A. thermophilum DSM 6725 has the ability to grow on plant biomass with a high lignin content and high crystallinity of cellulose; it is insensitive to inhibitors present in poplar biomass; its cells remain vital and produce hydrogen, which is an alternative biofuel to ethanol, for prolonged periods (20 days); it is able to hydrolyze highly crystalline cellulose almost completely with glucose and cellobiose as major products; and it grows on spent biomass efficiently. These unique properties might be of utility in any applied biomass conversion process.

Principal Investigator

James G. Elkins - Oak Ridge National Laboratory

Co-Principal Investigator

Michael W. W. Adams - Oak Ridge National Laboratory

References

Yang, S. J., I. Kataeva, S. D. Hamilton-Brehm, N. L. Engle, T. J. Tschaplinski, C. Doeppke, M. Davis, J. Westpheling, and M. W. W. Adams. 2009. “Efficient Degradation of Lignocellulosic Plant Biomass, Without Pretreatment, by the Thermophilic Anaerobe ‘Anaerocellum thermophilum’ DSM 6725,” Applied and Environmental Microbiology 75(14), 4762–69. DOI:10.1128/AEM.00236-09.
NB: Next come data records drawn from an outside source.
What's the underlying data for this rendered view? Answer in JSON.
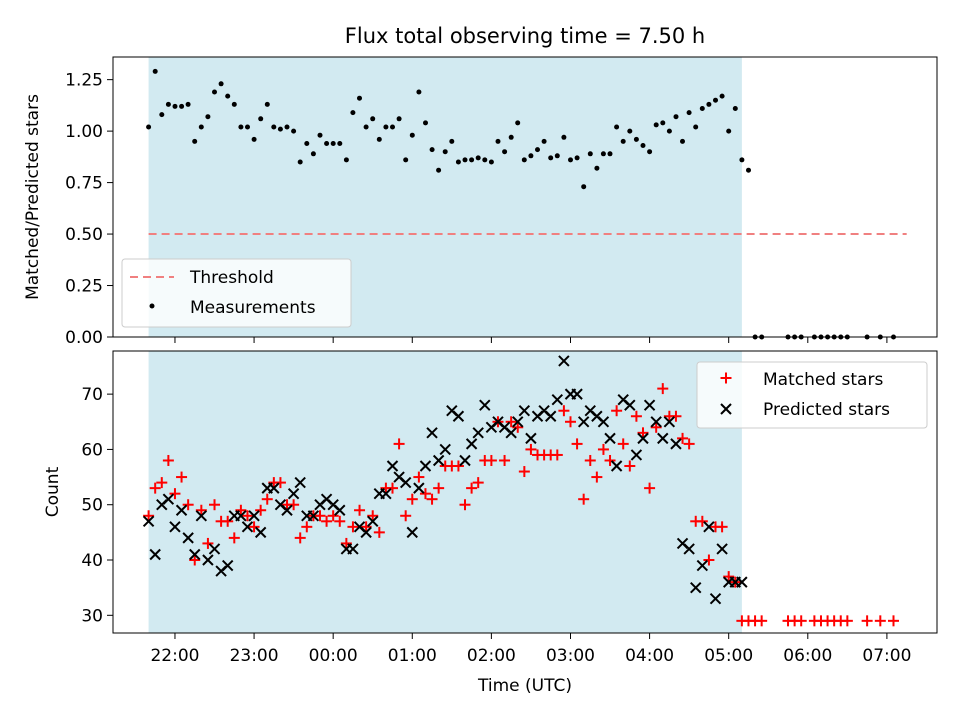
{
  "title": "Flux total observing time = 7.50 h",
  "xlabel": "Time (UTC)",
  "colors": {
    "shade": "#add8e6",
    "threshold": "#f08080",
    "matched": "#ff0000",
    "predicted": "#000000",
    "measurements": "#000000"
  },
  "chart_data": [
    {
      "type": "scatter",
      "ylabel": "Matched/Predicted stars",
      "ylim": [
        0,
        1.36
      ],
      "yticks": [
        "0.00",
        "0.25",
        "0.50",
        "0.75",
        "1.00",
        "1.25"
      ],
      "threshold": {
        "name": "Threshold",
        "y": 0.5,
        "x_range": [
          "21:40",
          "07:15"
        ]
      },
      "observing_window": [
        "21:40",
        "05:10"
      ],
      "legend": {
        "position": "lower left",
        "entries": [
          "Threshold",
          "Measurements"
        ]
      },
      "series": [
        {
          "name": "Measurements",
          "x": [
            "21:40",
            "21:45",
            "21:50",
            "21:55",
            "22:00",
            "22:05",
            "22:10",
            "22:15",
            "22:20",
            "22:25",
            "22:30",
            "22:35",
            "22:40",
            "22:45",
            "22:50",
            "22:55",
            "23:00",
            "23:05",
            "23:10",
            "23:15",
            "23:20",
            "23:25",
            "23:30",
            "23:35",
            "23:40",
            "23:45",
            "23:50",
            "23:55",
            "00:00",
            "00:05",
            "00:10",
            "00:15",
            "00:20",
            "00:25",
            "00:30",
            "00:35",
            "00:40",
            "00:45",
            "00:50",
            "00:55",
            "01:00",
            "01:05",
            "01:10",
            "01:15",
            "01:20",
            "01:25",
            "01:30",
            "01:35",
            "01:40",
            "01:45",
            "01:50",
            "01:55",
            "02:00",
            "02:05",
            "02:10",
            "02:15",
            "02:20",
            "02:25",
            "02:30",
            "02:35",
            "02:40",
            "02:45",
            "02:50",
            "02:55",
            "03:00",
            "03:05",
            "03:10",
            "03:15",
            "03:20",
            "03:25",
            "03:30",
            "03:35",
            "03:40",
            "03:45",
            "03:50",
            "03:55",
            "04:00",
            "04:05",
            "04:10",
            "04:15",
            "04:20",
            "04:25",
            "04:30",
            "04:35",
            "04:40",
            "04:45",
            "04:50",
            "04:55",
            "05:00",
            "05:05",
            "05:10",
            "05:15",
            "05:20",
            "05:25",
            "05:45",
            "05:50",
            "05:55",
            "06:05",
            "06:10",
            "06:15",
            "06:20",
            "06:25",
            "06:30",
            "06:45",
            "06:55",
            "07:05"
          ],
          "y": [
            1.02,
            1.29,
            1.08,
            1.13,
            1.12,
            1.12,
            1.13,
            0.95,
            1.02,
            1.07,
            1.19,
            1.23,
            1.17,
            1.13,
            1.02,
            1.02,
            0.96,
            1.06,
            1.13,
            1.02,
            1.01,
            1.02,
            1.0,
            0.85,
            0.94,
            0.89,
            0.98,
            0.94,
            0.94,
            0.94,
            0.86,
            1.09,
            1.16,
            1.02,
            1.06,
            0.96,
            1.02,
            1.02,
            1.06,
            0.86,
            0.98,
            1.19,
            1.04,
            0.91,
            0.81,
            0.9,
            0.95,
            0.85,
            0.86,
            0.86,
            0.87,
            0.86,
            0.85,
            0.95,
            0.9,
            0.97,
            1.04,
            0.86,
            0.88,
            0.91,
            0.95,
            0.87,
            0.88,
            0.97,
            0.86,
            0.87,
            0.73,
            0.89,
            0.82,
            0.89,
            0.89,
            1.02,
            0.95,
            1.0,
            0.96,
            0.93,
            0.9,
            1.03,
            1.04,
            1.0,
            1.07,
            0.95,
            1.09,
            1.02,
            1.11,
            1.13,
            1.15,
            1.17,
            1.0,
            1.11,
            0.86,
            0.81,
            0.0,
            0.0,
            0.0,
            0.0,
            0.0,
            0.0,
            0.0,
            0.0,
            0.0,
            0.0,
            0.0,
            0.0,
            0.0,
            0.0
          ]
        }
      ]
    },
    {
      "type": "scatter",
      "ylabel": "Count",
      "ylim": [
        26.8,
        77.8
      ],
      "yticks": [
        "30",
        "40",
        "50",
        "60",
        "70"
      ],
      "observing_window": [
        "21:40",
        "05:10"
      ],
      "legend": {
        "position": "upper right",
        "entries": [
          "Matched stars",
          "Predicted stars"
        ]
      },
      "xticks": [
        "22:00",
        "23:00",
        "00:00",
        "01:00",
        "02:00",
        "03:00",
        "04:00",
        "05:00",
        "06:00",
        "07:00"
      ],
      "xlim": [
        "21:13",
        "07:38"
      ],
      "series": [
        {
          "name": "Matched stars",
          "marker": "+",
          "x": [
            "21:40",
            "21:45",
            "21:50",
            "21:55",
            "22:00",
            "22:05",
            "22:10",
            "22:15",
            "22:20",
            "22:25",
            "22:30",
            "22:35",
            "22:40",
            "22:45",
            "22:50",
            "22:55",
            "23:00",
            "23:05",
            "23:10",
            "23:15",
            "23:20",
            "23:25",
            "23:30",
            "23:35",
            "23:40",
            "23:45",
            "23:50",
            "23:55",
            "00:00",
            "00:05",
            "00:10",
            "00:15",
            "00:20",
            "00:25",
            "00:30",
            "00:35",
            "00:40",
            "00:45",
            "00:50",
            "00:55",
            "01:00",
            "01:05",
            "01:10",
            "01:15",
            "01:20",
            "01:25",
            "01:30",
            "01:35",
            "01:40",
            "01:45",
            "01:50",
            "01:55",
            "02:00",
            "02:05",
            "02:10",
            "02:15",
            "02:20",
            "02:25",
            "02:30",
            "02:35",
            "02:40",
            "02:45",
            "02:50",
            "02:55",
            "03:00",
            "03:05",
            "03:10",
            "03:15",
            "03:20",
            "03:25",
            "03:30",
            "03:35",
            "03:40",
            "03:45",
            "03:50",
            "03:55",
            "04:00",
            "04:05",
            "04:10",
            "04:15",
            "04:20",
            "04:25",
            "04:30",
            "04:35",
            "04:40",
            "04:45",
            "04:50",
            "04:55",
            "05:00",
            "05:05",
            "05:10",
            "05:15",
            "05:20",
            "05:25",
            "05:45",
            "05:50",
            "05:55",
            "06:05",
            "06:10",
            "06:15",
            "06:20",
            "06:25",
            "06:30",
            "06:45",
            "06:55",
            "07:05"
          ],
          "y": [
            48,
            53,
            54,
            58,
            52,
            55,
            50,
            40,
            49,
            43,
            50,
            47,
            47,
            44,
            49,
            48,
            46,
            49,
            51,
            54,
            54,
            50,
            50,
            44,
            46,
            48,
            48,
            47,
            48,
            47,
            43,
            46,
            49,
            46,
            48,
            45,
            53,
            53,
            61,
            48,
            51,
            55,
            52,
            51,
            53,
            57,
            57,
            57,
            50,
            53,
            54,
            58,
            58,
            65,
            58,
            65,
            64,
            56,
            60,
            59,
            59,
            59,
            59,
            67,
            65,
            61,
            51,
            58,
            55,
            60,
            58,
            67,
            61,
            57,
            66,
            63,
            53,
            64,
            71,
            66,
            66,
            62,
            61,
            47,
            47,
            40,
            46,
            46,
            37,
            36,
            29,
            29,
            29,
            29,
            29,
            29,
            29,
            29,
            29,
            29,
            29,
            29,
            29,
            29,
            29,
            29
          ]
        },
        {
          "name": "Predicted stars",
          "marker": "x",
          "x": [
            "21:40",
            "21:45",
            "21:50",
            "21:55",
            "22:00",
            "22:05",
            "22:10",
            "22:15",
            "22:20",
            "22:25",
            "22:30",
            "22:35",
            "22:40",
            "22:45",
            "22:50",
            "22:55",
            "23:00",
            "23:05",
            "23:10",
            "23:15",
            "23:20",
            "23:25",
            "23:30",
            "23:35",
            "23:40",
            "23:45",
            "23:50",
            "23:55",
            "00:00",
            "00:05",
            "00:10",
            "00:15",
            "00:20",
            "00:25",
            "00:30",
            "00:35",
            "00:40",
            "00:45",
            "00:50",
            "00:55",
            "01:00",
            "01:05",
            "01:10",
            "01:15",
            "01:20",
            "01:25",
            "01:30",
            "01:35",
            "01:40",
            "01:45",
            "01:50",
            "01:55",
            "02:00",
            "02:05",
            "02:10",
            "02:15",
            "02:20",
            "02:25",
            "02:30",
            "02:35",
            "02:40",
            "02:45",
            "02:50",
            "02:55",
            "03:00",
            "03:05",
            "03:10",
            "03:15",
            "03:20",
            "03:25",
            "03:30",
            "03:35",
            "03:40",
            "03:45",
            "03:50",
            "03:55",
            "04:00",
            "04:05",
            "04:10",
            "04:15",
            "04:20",
            "04:25",
            "04:30",
            "04:35",
            "04:40",
            "04:45",
            "04:50",
            "04:55",
            "05:00",
            "05:05",
            "05:10"
          ],
          "y": [
            47,
            41,
            50,
            51,
            46,
            49,
            44,
            41,
            48,
            40,
            42,
            38,
            39,
            48,
            48,
            46,
            48,
            45,
            53,
            53,
            50,
            49,
            52,
            54,
            48,
            48,
            50,
            51,
            50,
            49,
            42,
            42,
            46,
            45,
            47,
            52,
            52,
            57,
            55,
            54,
            45,
            53,
            57,
            63,
            58,
            60,
            67,
            66,
            58,
            61,
            63,
            68,
            64,
            65,
            64,
            63,
            65,
            67,
            62,
            66,
            67,
            66,
            69,
            76,
            70,
            70,
            65,
            67,
            66,
            65,
            62,
            57,
            69,
            68,
            59,
            62,
            68,
            65,
            62,
            65,
            61,
            43,
            42,
            35,
            39,
            46,
            33,
            42,
            36,
            36,
            36
          ]
        }
      ]
    }
  ]
}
Hamilton-Brehm, S. D., J. J. Mosher, T. Vishnivetskaya, M Podar, S. Carroll, S. Allman, T. J. Phelps, M. Keller, and J. G. Elkins. 2010. “Caldicellulosiruptor obsidiansis sp. nov., an Anaerobic, Extremely Thermophilic, Cellulolytic Bacterium Isolated from Obsidian Pool, Yellowstone National Park,” Applied and Environmental Microbiology 76(4), 1014–20. DOI:10.1128/AEM.01903-09.